We both screamed and I dived toward her with both arms flung outward, reaching, stretching as far as I could and beyond, her fingertips just brushing mine, with me raging into the wind, “No! You bring her back! She’s not yours! You fucking bring her back!”
But I wasn’t fast enough. How could I not have been fast enough? For a thousand years, no—for a million years I watched her topple slowly, endlessly off the battlement as though that instant of my own helplessness, of my own horrible guilt, lived and breath
ed in a suspension of eternity in which I had nothing to do but dwell on what might have been if I could have gotten to her just a fraction of a moment faster.
Suddenly the breath was knocked out of my lungs by a force like a freight train that hit me from behind, and I was pushed hard toward the open door as a blur flew past me and disappeared over the battlement. I tumbled backward and hit my head against the stones hard enough to rattle my teeth and jar my brain.
For a second I lay stunned, pinpoints of light flashing behind my eyes, hearing nothing but a loud ringing in my ears, and then I heard people scrambling up the stairs. Magda was at my side one minute, then at the battlement the next. Reese moved with her.
At first I could make no sense of what was happening.
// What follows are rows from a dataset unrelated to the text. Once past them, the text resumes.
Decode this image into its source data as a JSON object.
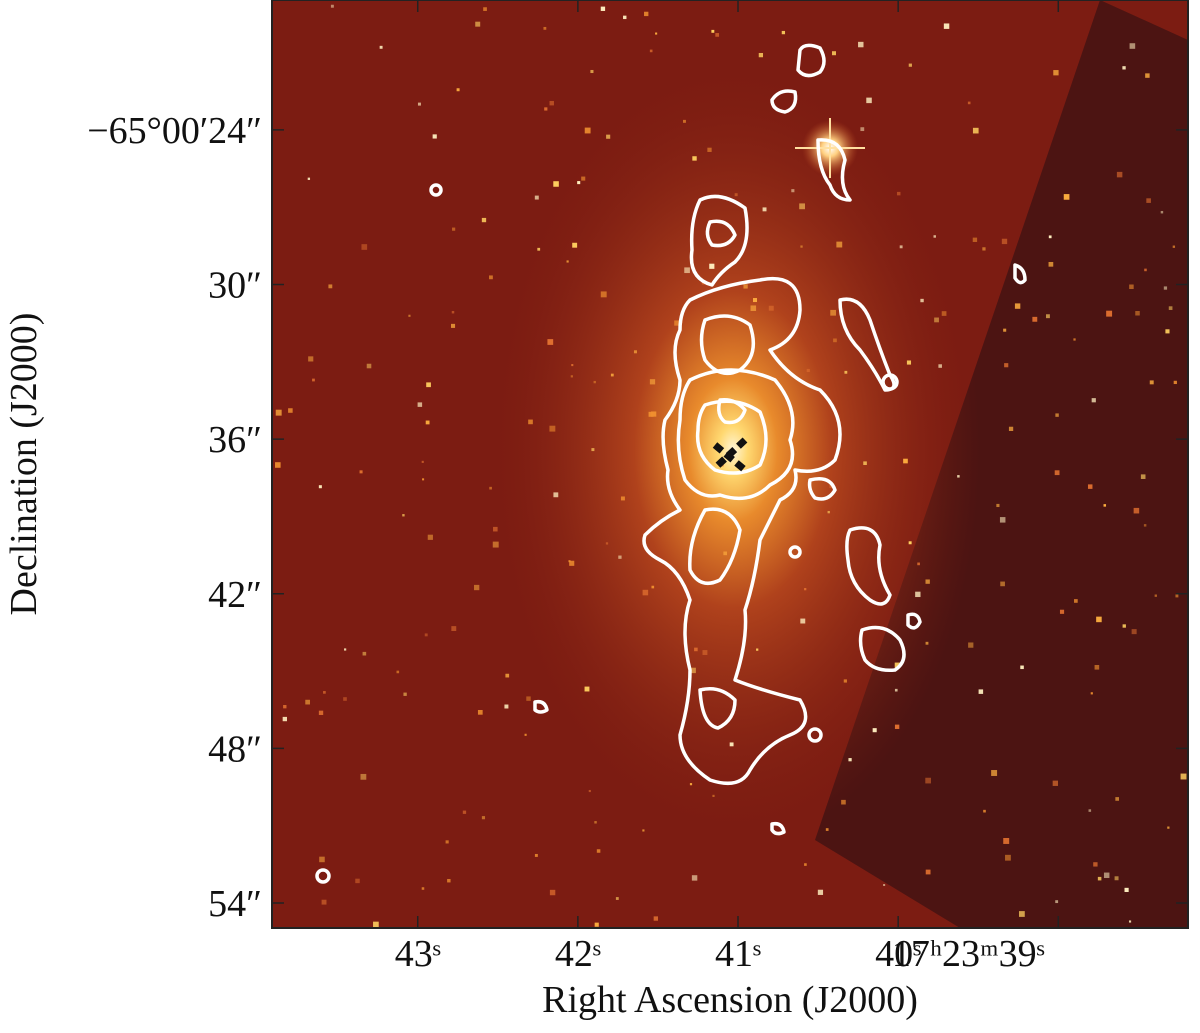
{
  "chart_data": {
    "type": "image",
    "xlabel": "Right Ascension (J2000)",
    "ylabel": "Declination (J2000)",
    "xlim": [
      43.91,
      38.19
    ],
    "ylim": [
      18.96,
      54.97
    ],
    "xticks": [
      {
        "value": 43,
        "label": "43ˢ"
      },
      {
        "value": 42,
        "label": "42ˢ"
      },
      {
        "value": 41,
        "label": "41ˢ"
      },
      {
        "value": 40,
        "label": "40ˢ"
      },
      {
        "value": 39,
        "label": "17ʰ23ᵐ39ˢ"
      }
    ],
    "yticks": [
      {
        "value": 24,
        "label": "−65°00′24″"
      },
      {
        "value": 30,
        "label": "30″"
      },
      {
        "value": 36,
        "label": "36″"
      },
      {
        "value": 42,
        "label": "42″"
      },
      {
        "value": 48,
        "label": "48″"
      },
      {
        "value": 54,
        "label": "54″"
      }
    ]
  }
}
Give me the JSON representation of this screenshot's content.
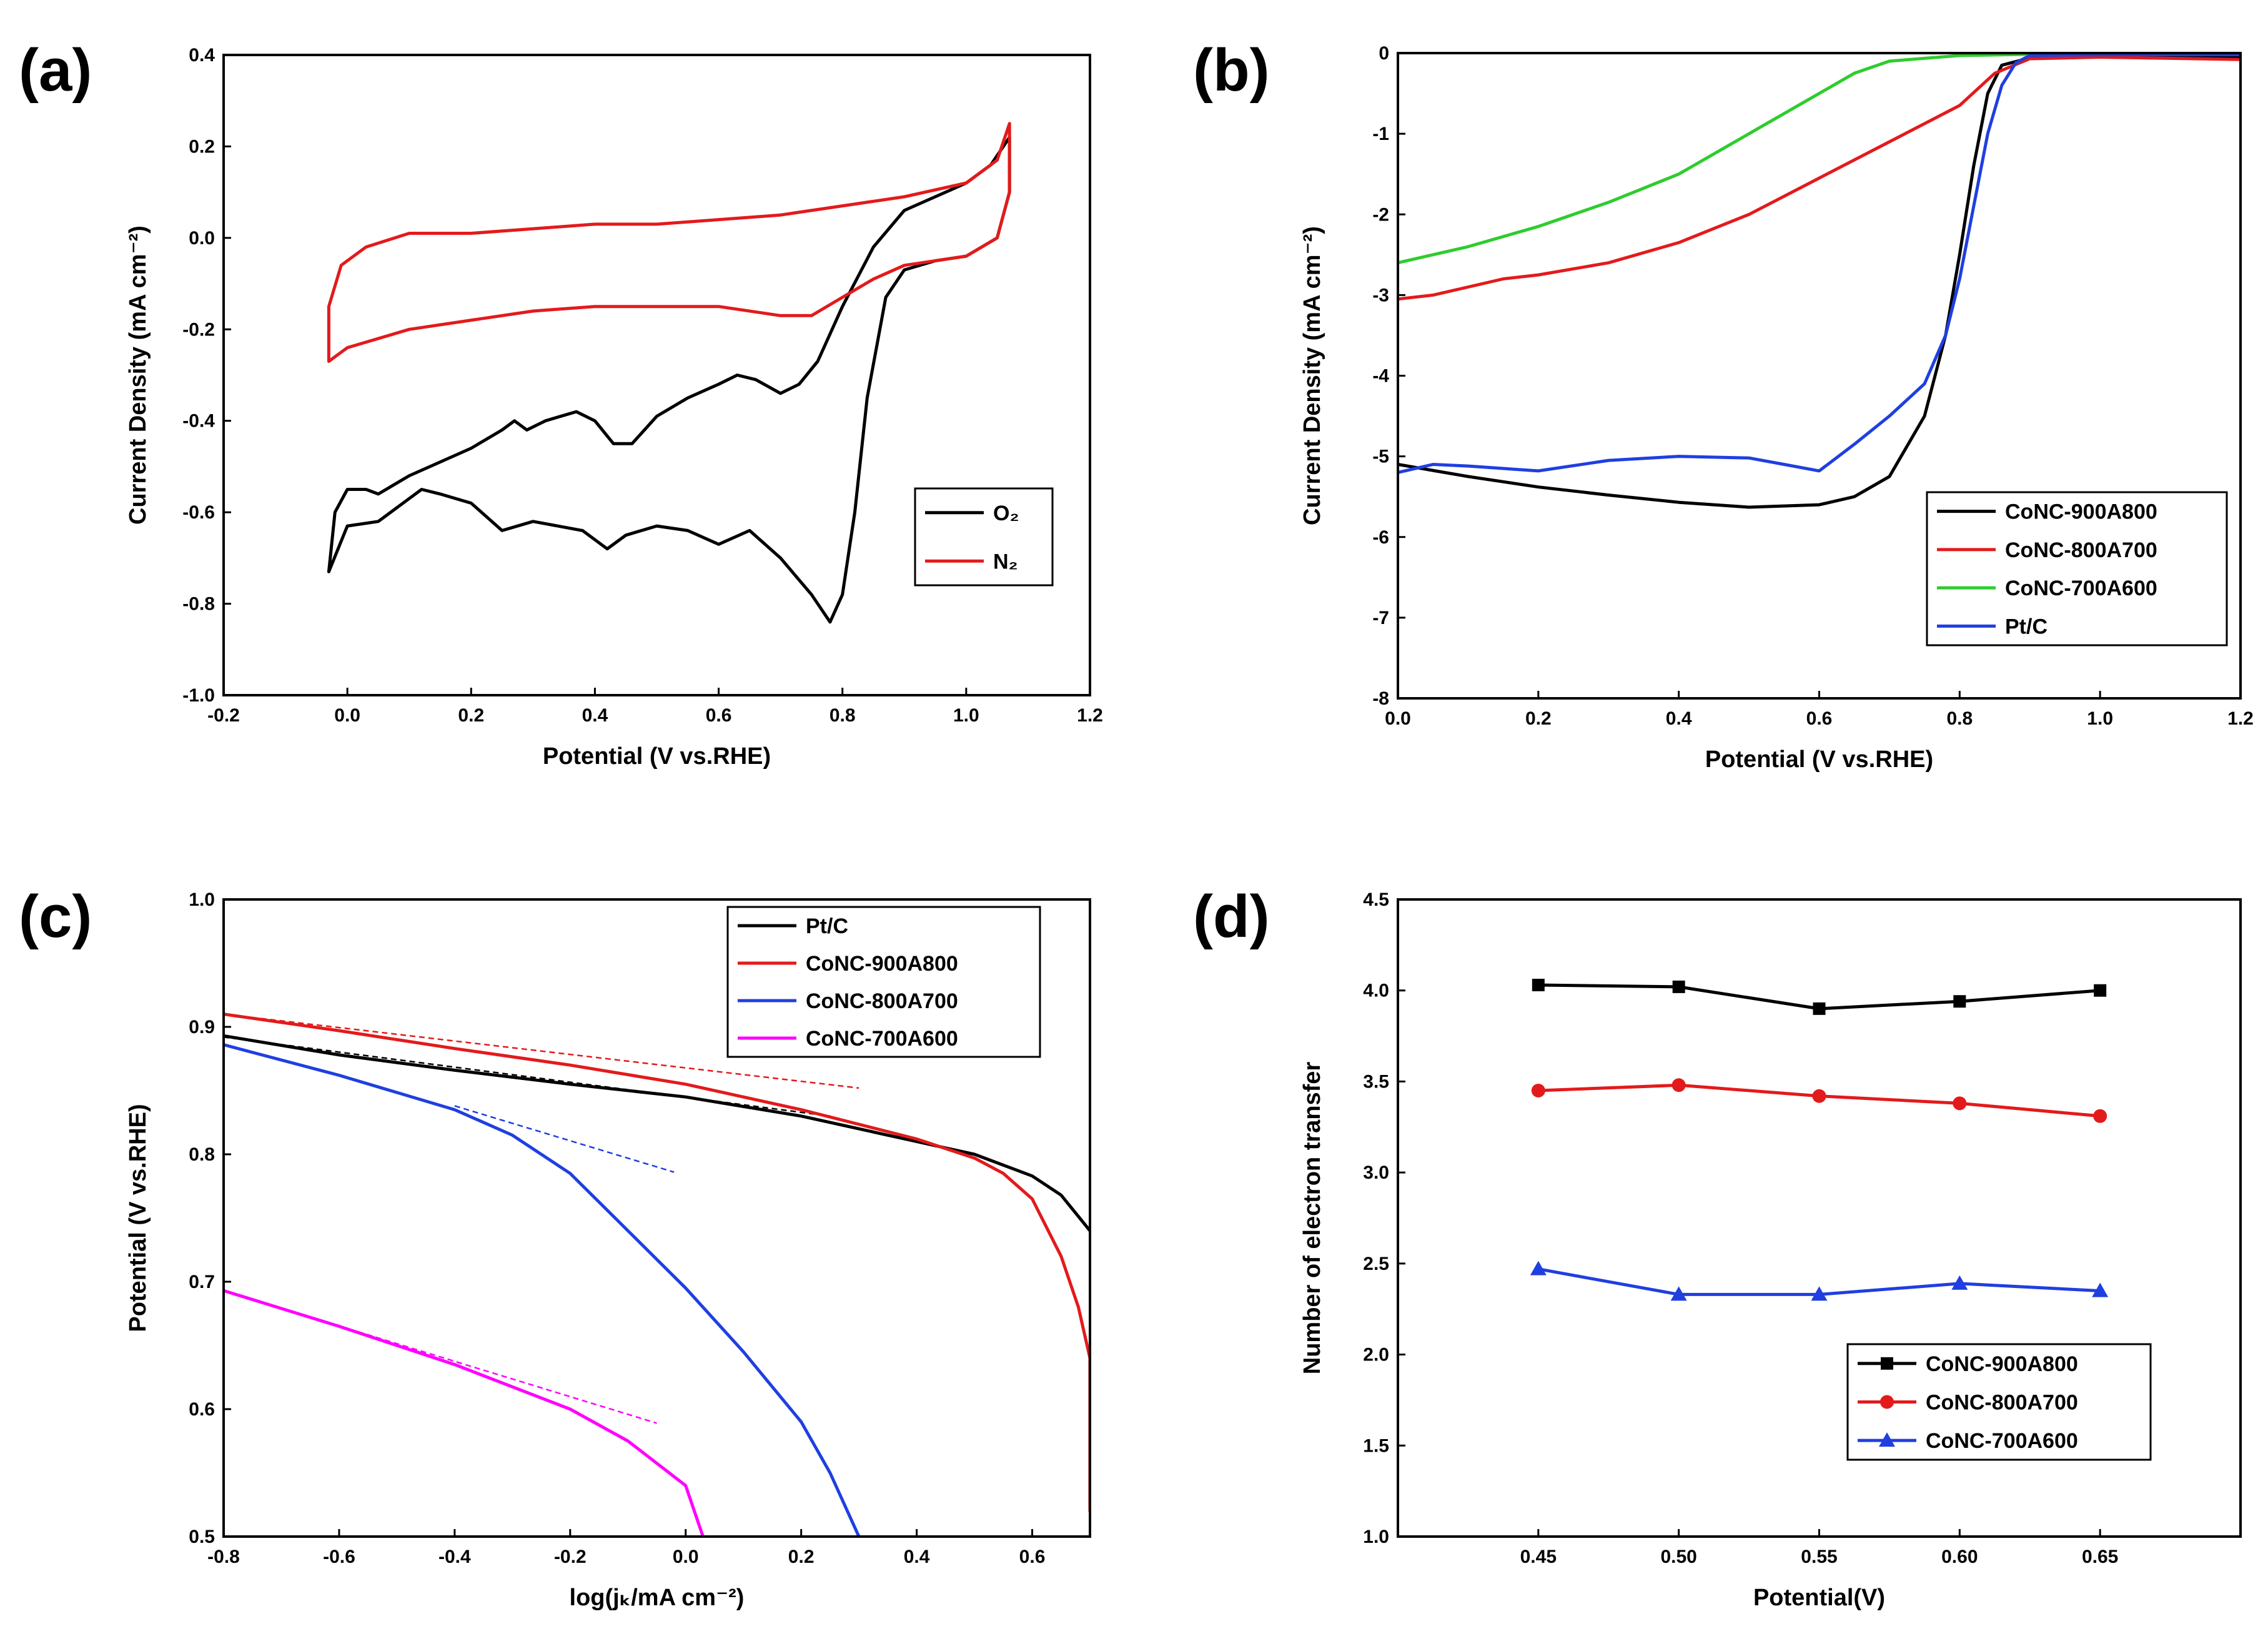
{
  "figure": {
    "panel_labels": [
      "(a)",
      "(b)",
      "(c)",
      "(d)"
    ]
  },
  "chart_data": [
    {
      "panel": "(a)",
      "type": "line",
      "xlabel": "Potential (V vs.RHE)",
      "ylabel": "Current Density (mA cm⁻²)",
      "xlim": [
        -0.2,
        1.2
      ],
      "ylim": [
        -1.0,
        0.4
      ],
      "xticks": [
        -0.2,
        0.0,
        0.2,
        0.4,
        0.6,
        0.8,
        1.0,
        1.2
      ],
      "yticks": [
        -1.0,
        -0.8,
        -0.6,
        -0.4,
        -0.2,
        0.0,
        0.2,
        0.4
      ],
      "xtick_decimals": 1,
      "ytick_decimals": 1,
      "legend_position": "bottom-right",
      "series": [
        {
          "name": "O₂",
          "color": "#000000",
          "points": [
            [
              -0.03,
              -0.73
            ],
            [
              -0.02,
              -0.6
            ],
            [
              0.0,
              -0.55
            ],
            [
              0.03,
              -0.55
            ],
            [
              0.05,
              -0.56
            ],
            [
              0.1,
              -0.52
            ],
            [
              0.15,
              -0.49
            ],
            [
              0.2,
              -0.46
            ],
            [
              0.25,
              -0.42
            ],
            [
              0.27,
              -0.4
            ],
            [
              0.29,
              -0.42
            ],
            [
              0.32,
              -0.4
            ],
            [
              0.37,
              -0.38
            ],
            [
              0.4,
              -0.4
            ],
            [
              0.43,
              -0.45
            ],
            [
              0.46,
              -0.45
            ],
            [
              0.5,
              -0.39
            ],
            [
              0.55,
              -0.35
            ],
            [
              0.6,
              -0.32
            ],
            [
              0.63,
              -0.3
            ],
            [
              0.66,
              -0.31
            ],
            [
              0.7,
              -0.34
            ],
            [
              0.73,
              -0.32
            ],
            [
              0.76,
              -0.27
            ],
            [
              0.8,
              -0.15
            ],
            [
              0.85,
              -0.02
            ],
            [
              0.9,
              0.06
            ],
            [
              0.95,
              0.09
            ],
            [
              1.0,
              0.12
            ],
            [
              1.04,
              0.16
            ],
            [
              1.07,
              0.22
            ],
            [
              1.07,
              0.1
            ],
            [
              1.05,
              0.0
            ],
            [
              1.0,
              -0.04
            ],
            [
              0.95,
              -0.05
            ],
            [
              0.9,
              -0.07
            ],
            [
              0.87,
              -0.13
            ],
            [
              0.84,
              -0.35
            ],
            [
              0.82,
              -0.6
            ],
            [
              0.8,
              -0.78
            ],
            [
              0.78,
              -0.84
            ],
            [
              0.75,
              -0.78
            ],
            [
              0.7,
              -0.7
            ],
            [
              0.65,
              -0.64
            ],
            [
              0.6,
              -0.67
            ],
            [
              0.55,
              -0.64
            ],
            [
              0.5,
              -0.63
            ],
            [
              0.45,
              -0.65
            ],
            [
              0.42,
              -0.68
            ],
            [
              0.38,
              -0.64
            ],
            [
              0.3,
              -0.62
            ],
            [
              0.25,
              -0.64
            ],
            [
              0.2,
              -0.58
            ],
            [
              0.15,
              -0.56
            ],
            [
              0.12,
              -0.55
            ],
            [
              0.08,
              -0.59
            ],
            [
              0.05,
              -0.62
            ],
            [
              0.0,
              -0.63
            ],
            [
              -0.03,
              -0.73
            ]
          ]
        },
        {
          "name": "N₂",
          "color": "#e31a1c",
          "points": [
            [
              -0.03,
              -0.27
            ],
            [
              -0.03,
              -0.15
            ],
            [
              -0.01,
              -0.06
            ],
            [
              0.03,
              -0.02
            ],
            [
              0.1,
              0.01
            ],
            [
              0.2,
              0.01
            ],
            [
              0.3,
              0.02
            ],
            [
              0.4,
              0.03
            ],
            [
              0.5,
              0.03
            ],
            [
              0.6,
              0.04
            ],
            [
              0.7,
              0.05
            ],
            [
              0.8,
              0.07
            ],
            [
              0.9,
              0.09
            ],
            [
              1.0,
              0.12
            ],
            [
              1.05,
              0.17
            ],
            [
              1.07,
              0.25
            ],
            [
              1.07,
              0.1
            ],
            [
              1.05,
              0.0
            ],
            [
              1.0,
              -0.04
            ],
            [
              0.9,
              -0.06
            ],
            [
              0.85,
              -0.09
            ],
            [
              0.8,
              -0.13
            ],
            [
              0.75,
              -0.17
            ],
            [
              0.7,
              -0.17
            ],
            [
              0.6,
              -0.15
            ],
            [
              0.5,
              -0.15
            ],
            [
              0.4,
              -0.15
            ],
            [
              0.3,
              -0.16
            ],
            [
              0.2,
              -0.18
            ],
            [
              0.1,
              -0.2
            ],
            [
              0.0,
              -0.24
            ],
            [
              -0.03,
              -0.27
            ]
          ]
        }
      ]
    },
    {
      "panel": "(b)",
      "type": "line",
      "xlabel": "Potential (V vs.RHE)",
      "ylabel": "Current Density (mA cm⁻²)",
      "xlim": [
        0.0,
        1.2
      ],
      "ylim": [
        -8,
        0
      ],
      "xticks": [
        0.0,
        0.2,
        0.4,
        0.6,
        0.8,
        1.0,
        1.2
      ],
      "yticks": [
        -8,
        -7,
        -6,
        -5,
        -4,
        -3,
        -2,
        -1,
        0
      ],
      "xtick_decimals": 1,
      "ytick_decimals": 0,
      "legend_position": "bottom-right",
      "series": [
        {
          "name": "CoNC-900A800",
          "color": "#000000",
          "points": [
            [
              0.0,
              -5.1
            ],
            [
              0.1,
              -5.25
            ],
            [
              0.2,
              -5.38
            ],
            [
              0.3,
              -5.48
            ],
            [
              0.4,
              -5.57
            ],
            [
              0.5,
              -5.63
            ],
            [
              0.6,
              -5.6
            ],
            [
              0.65,
              -5.5
            ],
            [
              0.7,
              -5.25
            ],
            [
              0.75,
              -4.5
            ],
            [
              0.78,
              -3.5
            ],
            [
              0.8,
              -2.5
            ],
            [
              0.82,
              -1.4
            ],
            [
              0.84,
              -0.5
            ],
            [
              0.86,
              -0.15
            ],
            [
              0.9,
              -0.06
            ],
            [
              1.0,
              -0.04
            ],
            [
              1.2,
              -0.05
            ]
          ]
        },
        {
          "name": "CoNC-800A700",
          "color": "#e31a1c",
          "points": [
            [
              0.0,
              -3.05
            ],
            [
              0.05,
              -3.0
            ],
            [
              0.1,
              -2.9
            ],
            [
              0.15,
              -2.8
            ],
            [
              0.2,
              -2.75
            ],
            [
              0.3,
              -2.6
            ],
            [
              0.4,
              -2.35
            ],
            [
              0.5,
              -2.0
            ],
            [
              0.6,
              -1.55
            ],
            [
              0.7,
              -1.1
            ],
            [
              0.8,
              -0.65
            ],
            [
              0.85,
              -0.25
            ],
            [
              0.9,
              -0.07
            ],
            [
              1.0,
              -0.05
            ],
            [
              1.2,
              -0.08
            ]
          ]
        },
        {
          "name": "CoNC-700A600",
          "color": "#2ecc2e",
          "points": [
            [
              0.0,
              -2.6
            ],
            [
              0.1,
              -2.4
            ],
            [
              0.2,
              -2.15
            ],
            [
              0.3,
              -1.85
            ],
            [
              0.4,
              -1.5
            ],
            [
              0.5,
              -1.0
            ],
            [
              0.6,
              -0.5
            ],
            [
              0.65,
              -0.25
            ],
            [
              0.7,
              -0.1
            ],
            [
              0.8,
              -0.03
            ],
            [
              1.0,
              0.0
            ],
            [
              1.2,
              0.0
            ]
          ]
        },
        {
          "name": "Pt/C",
          "color": "#1f3fe0",
          "points": [
            [
              0.0,
              -5.2
            ],
            [
              0.05,
              -5.1
            ],
            [
              0.1,
              -5.12
            ],
            [
              0.2,
              -5.18
            ],
            [
              0.3,
              -5.05
            ],
            [
              0.4,
              -5.0
            ],
            [
              0.5,
              -5.02
            ],
            [
              0.55,
              -5.1
            ],
            [
              0.6,
              -5.18
            ],
            [
              0.65,
              -4.85
            ],
            [
              0.7,
              -4.5
            ],
            [
              0.75,
              -4.1
            ],
            [
              0.78,
              -3.5
            ],
            [
              0.8,
              -2.8
            ],
            [
              0.82,
              -1.9
            ],
            [
              0.84,
              -1.0
            ],
            [
              0.86,
              -0.4
            ],
            [
              0.88,
              -0.12
            ],
            [
              0.9,
              -0.03
            ],
            [
              1.0,
              -0.02
            ],
            [
              1.2,
              -0.02
            ]
          ]
        }
      ]
    },
    {
      "panel": "(c)",
      "type": "line",
      "xlabel": "log(jₖ/mA cm⁻²)",
      "ylabel": "Potential (V vs.RHE)",
      "xlim": [
        -0.8,
        0.7
      ],
      "ylim": [
        0.5,
        1.0
      ],
      "xticks": [
        -0.8,
        -0.6,
        -0.4,
        -0.2,
        0.0,
        0.2,
        0.4,
        0.6
      ],
      "yticks": [
        0.5,
        0.6,
        0.7,
        0.8,
        0.9,
        1.0
      ],
      "xtick_decimals": 1,
      "ytick_decimals": 1,
      "legend_position": "top-right",
      "series": [
        {
          "name": "Pt/C",
          "color": "#000000",
          "points": [
            [
              -0.8,
              0.893
            ],
            [
              -0.6,
              0.878
            ],
            [
              -0.4,
              0.866
            ],
            [
              -0.2,
              0.855
            ],
            [
              0.0,
              0.845
            ],
            [
              0.2,
              0.83
            ],
            [
              0.4,
              0.81
            ],
            [
              0.5,
              0.8
            ],
            [
              0.6,
              0.783
            ],
            [
              0.65,
              0.768
            ],
            [
              0.7,
              0.74
            ]
          ]
        },
        {
          "name": "CoNC-900A800",
          "color": "#e31a1c",
          "points": [
            [
              -0.8,
              0.91
            ],
            [
              -0.6,
              0.897
            ],
            [
              -0.4,
              0.883
            ],
            [
              -0.2,
              0.87
            ],
            [
              0.0,
              0.855
            ],
            [
              0.2,
              0.835
            ],
            [
              0.4,
              0.812
            ],
            [
              0.5,
              0.797
            ],
            [
              0.55,
              0.785
            ],
            [
              0.6,
              0.765
            ],
            [
              0.65,
              0.72
            ],
            [
              0.68,
              0.68
            ],
            [
              0.7,
              0.64
            ],
            [
              0.7,
              0.52
            ]
          ]
        },
        {
          "name": "CoNC-800A700",
          "color": "#1f3fe0",
          "points": [
            [
              -0.8,
              0.886
            ],
            [
              -0.6,
              0.862
            ],
            [
              -0.4,
              0.835
            ],
            [
              -0.3,
              0.815
            ],
            [
              -0.2,
              0.785
            ],
            [
              -0.1,
              0.74
            ],
            [
              0.0,
              0.695
            ],
            [
              0.1,
              0.645
            ],
            [
              0.2,
              0.59
            ],
            [
              0.25,
              0.55
            ],
            [
              0.3,
              0.5
            ]
          ]
        },
        {
          "name": "CoNC-700A600",
          "color": "#ff00ff",
          "points": [
            [
              -0.8,
              0.693
            ],
            [
              -0.6,
              0.665
            ],
            [
              -0.4,
              0.635
            ],
            [
              -0.2,
              0.6
            ],
            [
              -0.1,
              0.575
            ],
            [
              0.0,
              0.54
            ],
            [
              0.03,
              0.5
            ]
          ]
        }
      ],
      "tafel_fits": [
        {
          "for": "Pt/C",
          "color": "#000000",
          "from": [
            -0.8,
            0.892
          ],
          "to": [
            0.25,
            0.83
          ]
        },
        {
          "for": "CoNC-900A800",
          "color": "#e31a1c",
          "from": [
            -0.8,
            0.91
          ],
          "to": [
            0.3,
            0.852
          ]
        },
        {
          "for": "CoNC-800A700",
          "color": "#1f3fe0",
          "from": [
            -0.4,
            0.838
          ],
          "to": [
            -0.02,
            0.786
          ]
        },
        {
          "for": "CoNC-700A600",
          "color": "#ff00ff",
          "from": [
            -0.8,
            0.693
          ],
          "to": [
            -0.05,
            0.589
          ]
        }
      ]
    },
    {
      "panel": "(d)",
      "type": "line",
      "xlabel": "Potential(V)",
      "ylabel": "Number of electron transfer",
      "xlim": [
        0.4,
        0.7
      ],
      "ylim": [
        1.0,
        4.5
      ],
      "xticks": [
        0.45,
        0.5,
        0.55,
        0.6,
        0.65
      ],
      "yticks": [
        1.0,
        1.5,
        2.0,
        2.5,
        3.0,
        3.5,
        4.0,
        4.5
      ],
      "xtick_decimals": 2,
      "ytick_decimals": 1,
      "legend_position": "bottom-right",
      "series": [
        {
          "name": "CoNC-900A800",
          "color": "#000000",
          "marker": "square",
          "points": [
            [
              0.45,
              4.03
            ],
            [
              0.5,
              4.02
            ],
            [
              0.55,
              3.9
            ],
            [
              0.6,
              3.94
            ],
            [
              0.65,
              4.0
            ]
          ]
        },
        {
          "name": "CoNC-800A700",
          "color": "#e31a1c",
          "marker": "circle",
          "points": [
            [
              0.45,
              3.45
            ],
            [
              0.5,
              3.48
            ],
            [
              0.55,
              3.42
            ],
            [
              0.6,
              3.38
            ],
            [
              0.65,
              3.31
            ]
          ]
        },
        {
          "name": "CoNC-700A600",
          "color": "#1f3fe0",
          "marker": "triangle",
          "points": [
            [
              0.45,
              2.47
            ],
            [
              0.5,
              2.33
            ],
            [
              0.55,
              2.33
            ],
            [
              0.6,
              2.39
            ],
            [
              0.65,
              2.35
            ]
          ]
        }
      ]
    }
  ]
}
Then a large hand reached over the stones and caught hold of Reese’s wrist and suddenly both Reese and Magda were pulling and straining and leaning so far over the battlement that I feared they’d go over too.
Still half-stunned, I looked around for Michael, who was nowhere to be found. It was Talia who offered me a hand and helped me to my feet, but her attention was on what was happening at the battlement.
“Did you get her?” she called into the wind.
My heart stopped as I watched. Then it started again, it started to race like a wild thing the instant I realized it was Michael who Reese heaved up onto the battlement. Michael, holding on for dear life with one arm, while with the other he handed the sobbing, trembling Annie into Reese’s care.
“Take her, and get her out of here,” Michael’s voice carried on the wind. “I’m not safe.”
Reese hefted my friend into his arms and gave me a reassuring smile before he hurried toward the open door.
Michael collapsed on the wet stone, drenched and shaking and gasping for air.
“Jesus, Michael, what did you do?” I said, rushing to his side. “When I didn’t see you, I thought you’d jumped, too.”
Before I could throw my arms around him, he stopped me with a raised palm. “I should have. I would have if it hadn’t been for Annie. Stay back. I told you, I’m not safe.” Then he turned to Magda. “Get her away from me. Now.”